在本实施方式中,当获取到所述音视频源流后,可以按照正常的转码流程对所述音视频源流进行转码,只不过在转码过程中,可以对其中的部分流程进行优化。具体地,在开始对所述音视频源流进行转码时,通常需要对该音视频源流的数据进行解析,从而确定该音视频源流所具备的封装格式。在本实施方式中,可以省去该解析过程,而是直接将预设封装格式指定为所述音视频源流的封装格式。所述预设封装格式可以是在对所述音视频源流转码之前预先获知的。在实际应用中,音视频源流的封装格式通常可以通过文件的后缀名来确定,当从源服务器中获取到所述音视频源流之后,可以识别该音视频源流的后缀名,从而将该后缀名表征的封装格式作为所述预设封装格式。此外,在另一个应用 场景中,源服务器可以是CDN(Content Delivery Network,内容分发网络)的源节点中的服务器。CDN的运营商在管理源节点中的服务器时,可以在同一个源服务器中仅存储同一封装格式的音视频源流,或者在同一个源服务器中开设多个不同的存储区域,并且同一个存储区域中仅存储同一封装格式的音视频源流。这样,源服务器与封装格式之间或者存储区域与封装格式之间便可以建立对应关系。在获取音视频源流时,可以识别该音视频源流所处的源服务器或者所处的存储区域,从而可以获知该音视频源流对应的封装格式。这样,获知的该封装格式便可以作为所述预设封装格式。
根据以上描述,转码设备或者转码进程在获取到所述音视频源流时,便已经知晓该音视频源流的封装格式,从而无需进行协议解析阶段,进而节省转码的时间。
S3:解析所述音视频源流的头文件数据,得到所述音视频源流的配置信息,并根据所述配置信息分别初始化视频解码器和音频解码器。
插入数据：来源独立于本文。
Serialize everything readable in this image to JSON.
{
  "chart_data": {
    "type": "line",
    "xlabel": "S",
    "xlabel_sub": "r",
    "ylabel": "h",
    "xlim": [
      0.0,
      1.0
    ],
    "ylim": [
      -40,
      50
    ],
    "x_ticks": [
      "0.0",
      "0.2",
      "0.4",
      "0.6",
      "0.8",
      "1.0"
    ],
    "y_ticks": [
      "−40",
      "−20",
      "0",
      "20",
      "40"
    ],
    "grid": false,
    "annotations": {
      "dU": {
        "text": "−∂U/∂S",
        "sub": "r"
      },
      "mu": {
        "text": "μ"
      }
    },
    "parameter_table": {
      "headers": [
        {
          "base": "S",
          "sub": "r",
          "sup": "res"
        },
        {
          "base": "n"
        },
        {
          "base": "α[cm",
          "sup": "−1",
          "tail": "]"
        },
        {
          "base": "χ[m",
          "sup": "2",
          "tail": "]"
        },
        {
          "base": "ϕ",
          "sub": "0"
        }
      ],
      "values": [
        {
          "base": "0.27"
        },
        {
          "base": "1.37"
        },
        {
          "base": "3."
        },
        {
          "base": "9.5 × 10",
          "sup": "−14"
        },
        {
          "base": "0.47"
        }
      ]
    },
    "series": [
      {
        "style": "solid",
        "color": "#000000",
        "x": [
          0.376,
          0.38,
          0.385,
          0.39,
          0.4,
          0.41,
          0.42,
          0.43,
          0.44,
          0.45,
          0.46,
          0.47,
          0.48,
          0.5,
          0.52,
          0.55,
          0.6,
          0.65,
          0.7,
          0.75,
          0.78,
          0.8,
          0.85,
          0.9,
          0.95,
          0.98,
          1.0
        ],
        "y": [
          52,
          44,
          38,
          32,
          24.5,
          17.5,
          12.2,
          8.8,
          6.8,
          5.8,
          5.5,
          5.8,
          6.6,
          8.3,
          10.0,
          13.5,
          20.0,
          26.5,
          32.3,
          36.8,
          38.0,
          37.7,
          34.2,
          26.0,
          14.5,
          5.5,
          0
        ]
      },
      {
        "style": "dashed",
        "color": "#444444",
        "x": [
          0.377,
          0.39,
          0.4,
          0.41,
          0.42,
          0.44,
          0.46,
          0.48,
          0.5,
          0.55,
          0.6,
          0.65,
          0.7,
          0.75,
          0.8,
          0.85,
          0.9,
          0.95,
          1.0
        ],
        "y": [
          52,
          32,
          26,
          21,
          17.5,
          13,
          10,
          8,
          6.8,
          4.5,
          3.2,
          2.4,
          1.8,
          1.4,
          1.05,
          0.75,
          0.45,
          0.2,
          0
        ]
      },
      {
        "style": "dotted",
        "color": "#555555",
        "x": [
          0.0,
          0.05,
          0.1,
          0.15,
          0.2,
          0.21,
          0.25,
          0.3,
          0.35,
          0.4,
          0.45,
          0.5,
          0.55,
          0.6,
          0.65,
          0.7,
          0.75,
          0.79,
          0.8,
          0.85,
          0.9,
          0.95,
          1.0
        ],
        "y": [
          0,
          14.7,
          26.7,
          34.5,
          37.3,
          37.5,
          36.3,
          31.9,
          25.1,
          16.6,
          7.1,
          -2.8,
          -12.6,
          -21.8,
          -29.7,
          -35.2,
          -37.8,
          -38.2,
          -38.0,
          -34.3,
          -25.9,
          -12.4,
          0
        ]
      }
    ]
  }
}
在本实施方式中,设置了所述音视频源流的封装格式之后,需要对所述音视频源流的配置信息进行识别,从而利用识别出的配置信息初始化视频解码器和音频解码器。在现有技术中,通常是加载音视频源流的多帧数据后,对加载的多帧数据进行分析得到对应的配置信息。但等待加载多帧数据的时间太过漫长,在本实施方式中,可以直接对音视频源流的头文件数据进行解析。所述头文件数据例如可以是AVC(Advanced Video Coding,高级视频编码)header数据或者AAC(Advanced Audio Coding,高级音频编码)header数据。针对不同的头文件数据,其中包含的配置信息也可以不同。具体地,若当前的头文件数据为音频头文件数据(AAC header),则可以从所述音频头文件数据中提取音频采样率和音频通道数,并将提取的所述音频采样率和所述音频通道数作为所述音视频源流中音频数据的配置信息。当然,在实际应用中,音频头文件数据中还可以包括多种其它的参数,这里就不一一例举,可以根据实际需求,解析出更多的配置信息。上述的音频采样率和音频通道数只是为了便于描述本申请的技术方案,并不代表本申请的技术方案仅适用于这两个配置信息。本领域技术人员应当知晓,在理解本申请技术方案的精髓的情况下,从音频头文件数据中提取出更多的配置信息也应当属于本申请的保护范围。
在本实施方式中,在从音频头文件数据中提取出配置信息之后,可以利用 提取的配置信息初始化音频解码器。例如,可以将所述音频解码器的解码采样率设置为从所述音频头文件数据中提取的所述音频采样率,这样,音频解码器便可以正常进行解码的过程。当然,在实际应用中,如果提取出的配置信息中包含其它参数,也可以在初始化过程中一并对音频解码器进行设置。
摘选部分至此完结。